1. An assignment of certain patents having been granted with a condition therein that, if default were made in payment of any of the instalments of the consideration money therefor, thereupon the assignment should become null and void, and default having been made, and a re-assignment taken, (previous to which, however, the assignee had granted a license to a third party to use the patents,) held, that a license granted under such circumstances was no defence to a charge of infringement by the use of the patents, because the assignee could give no better title than he himself had and the licensee ought to have inquired into the assignee's right to grant such license.
2. The maxim “caveat emptor” applied, under the facts in this case.
[In equity. Bill by Leon Abbett against Edward Zusi to enjoin infringement of letters patent, and for an accounting. Injunction granted.]
A. Q. Keasbey & Sons, for complainants. B. C. Potts, for defendant.
NIXON, District Judge. The bill is filed for the infringement of certain letters patent, and for an injunction and an account. The answer admits the validity of the patents, and the use of the same by the defendant, but claims the right under a license granted to him by one Henry Sauerbier, who was the grantee of Flora B. Cabell, one of the owners thereof. It appears by the evidence, that on the 7th day of March, 1876, Flora B. Cabell, claiming to own the one-fourth part of the patents in controversy, for the consideration of $10,000, executed a writing conveying to said Sauerbier, all her right and interest therein; the assignment containing a condition, nevertheless, that the same should be null and void if the grantee failed to pay within ten days after their falling due, any one of nineteen promissory notes for $500 each, which the grantee of the patents had given, in addition to $500 in cash, as the consideration of the conveyance.
After the payment of two or three of the notes first maturing, the grantee allowed the remaining notes to go to protest. Steps being taken to vacate the transfer on account of said default in payment, Sauerbier, on the 15th of August, 1878, reassigned his interest in the patents to Mrs. Cabell, with covenant in writing that he was the owner of the same, and had not made any other assignment thereof. It appears, however, that previous to the said reassignment, to wit, on the 7th of January, 1878, he had granted a license to the defendant to use the patents in the manufacture of fluting machines, for the period of four years from that date, for the consideration of $4,000, and the question presented is whether a license under such circumstances is a defence to the infringement. I think that it is not.
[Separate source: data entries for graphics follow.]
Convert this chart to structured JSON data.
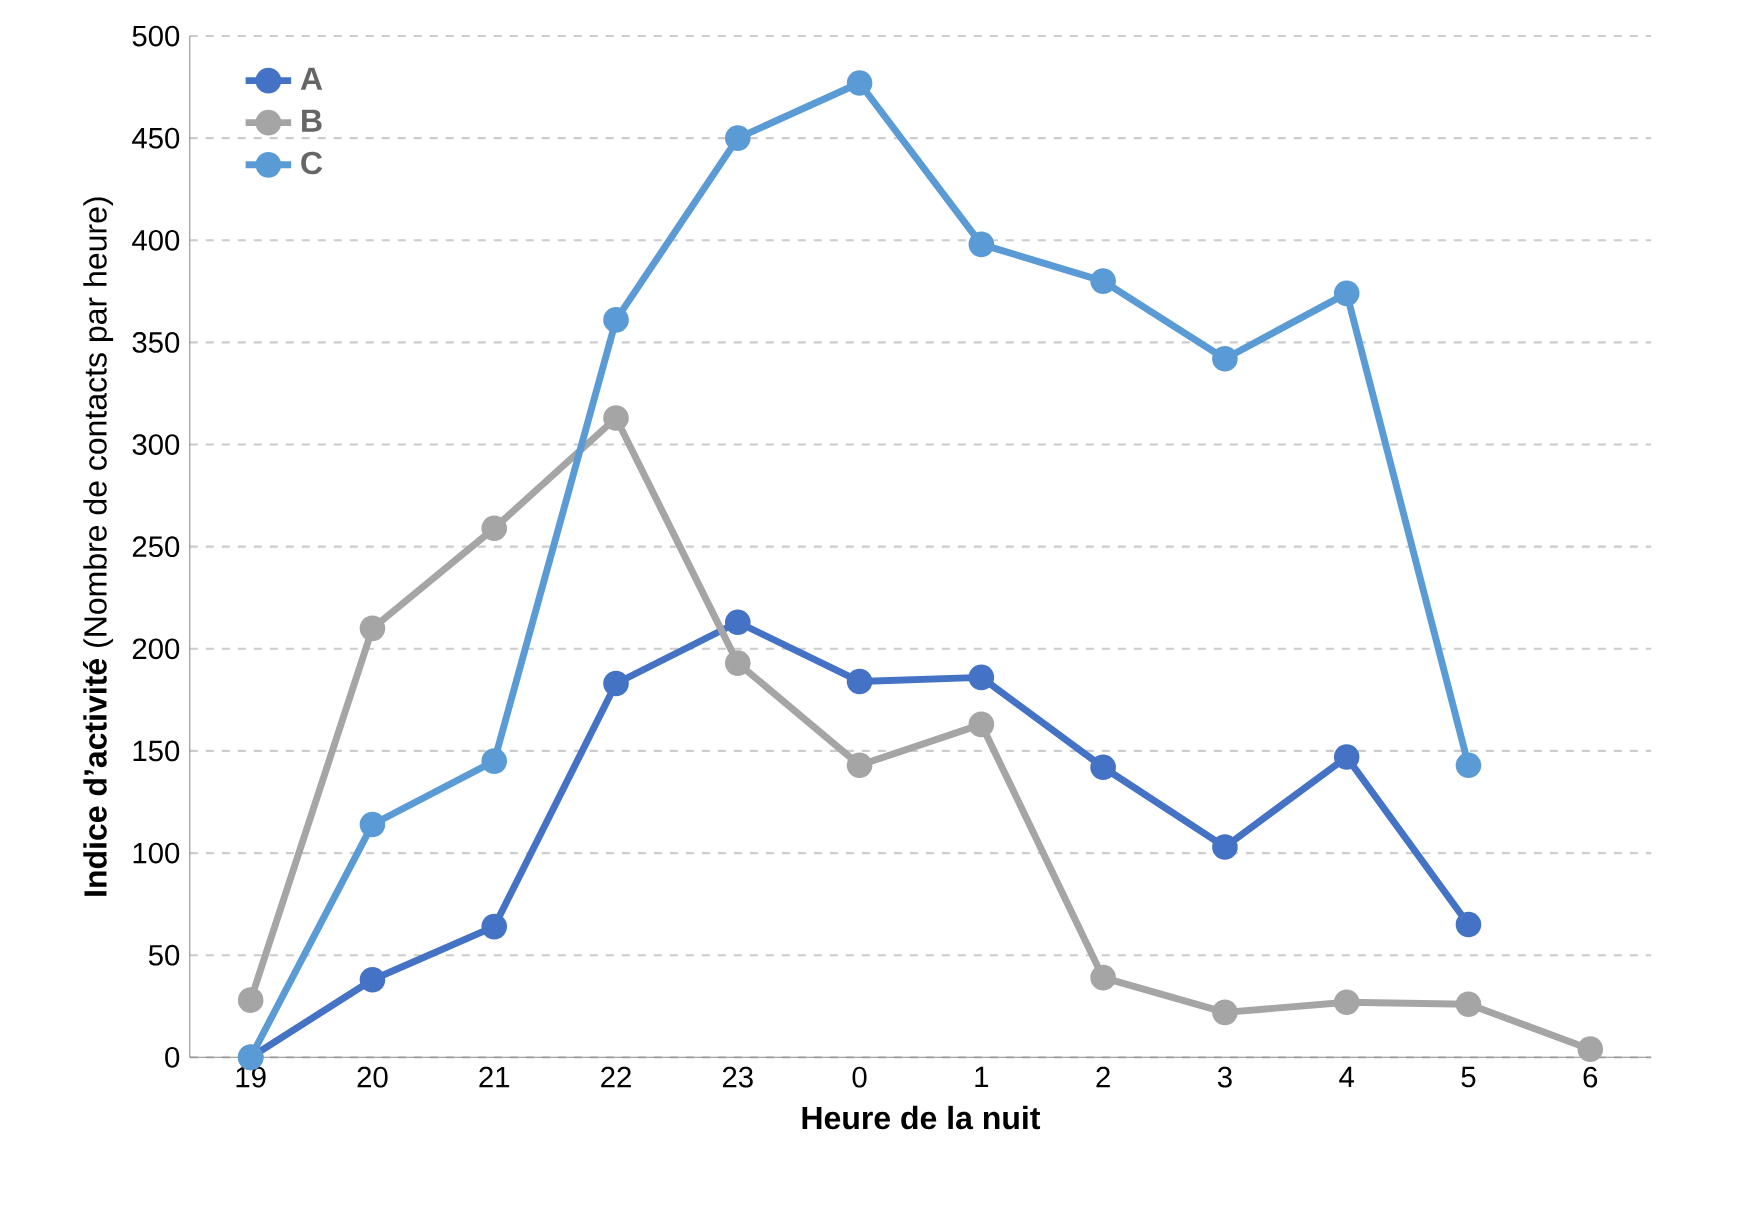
{
  "chart_data": {
    "type": "line",
    "xlabel": "Heure de la nuit",
    "ylabel": "**Indice d’activité** (Nombre de contacts par heure)",
    "categories": [
      "19",
      "20",
      "21",
      "22",
      "23",
      "0",
      "1",
      "2",
      "3",
      "4",
      "5",
      "6"
    ],
    "series": [
      {
        "name": "A",
        "color": "#4472c4",
        "values": [
          0,
          38,
          64,
          183,
          213,
          184,
          186,
          142,
          103,
          147,
          65,
          null
        ]
      },
      {
        "name": "B",
        "color": "#a5a5a5",
        "values": [
          28,
          210,
          259,
          313,
          193,
          143,
          163,
          39,
          22,
          27,
          26,
          4
        ]
      },
      {
        "name": "C",
        "color": "#5b9bd5",
        "values": [
          0,
          114,
          145,
          361,
          450,
          477,
          398,
          380,
          342,
          374,
          143,
          null
        ]
      }
    ],
    "ylim": [
      0,
      500
    ],
    "yticks": [
      0,
      50,
      100,
      150,
      200,
      250,
      300,
      350,
      400,
      450,
      500
    ],
    "grid": "y",
    "legend": "top left",
    "marker": "circle",
    "line_style": "solid"
  }
}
It would seem to be a proposition which required no argument, that the defendant derived from the grantor, Sauerbier, no better title than the latter had at the time of the transfer. But the notes that Sauerbier had given for the patents had remained under protest and unpaid for more than a year, and his right of ownership expressly depended upon their payment. The maxim “caveat emptor” applied, and if the defendant did
10not deem it worth his while, when he took the license, to inquire into the right of Sauerbier to grant it, he should not now complain if he comes to loss by his want of such ordinary diligence and care in the purchase.
The case of Woodworth v. Weed, [Case No. 18,022,] seems applicable. There a license had been given to use a patented machine, for which the licensee executed and delivered five promissory notes, payable at different times, with an agreement in writing, that if any one of the notes should become due and unpaid, the license should be void. Judge Nelson held, that from the terms of such an agreement, the license was forfeited the moment one of the notes became due and unpaid, and that the grantor might treat the rights of the grantee as forfeited, and, at once, apply for an injunction against any further use of the machine. It is not quite clear, under the facts of the case, that the complainants are entitled to an account, but their right to an injunction is without question, and it is accordingly ordered, with costs.
1 [Reported by Hubert A. Banning, Esq., and Henry Arden, Esq., and here reprinted by permission.]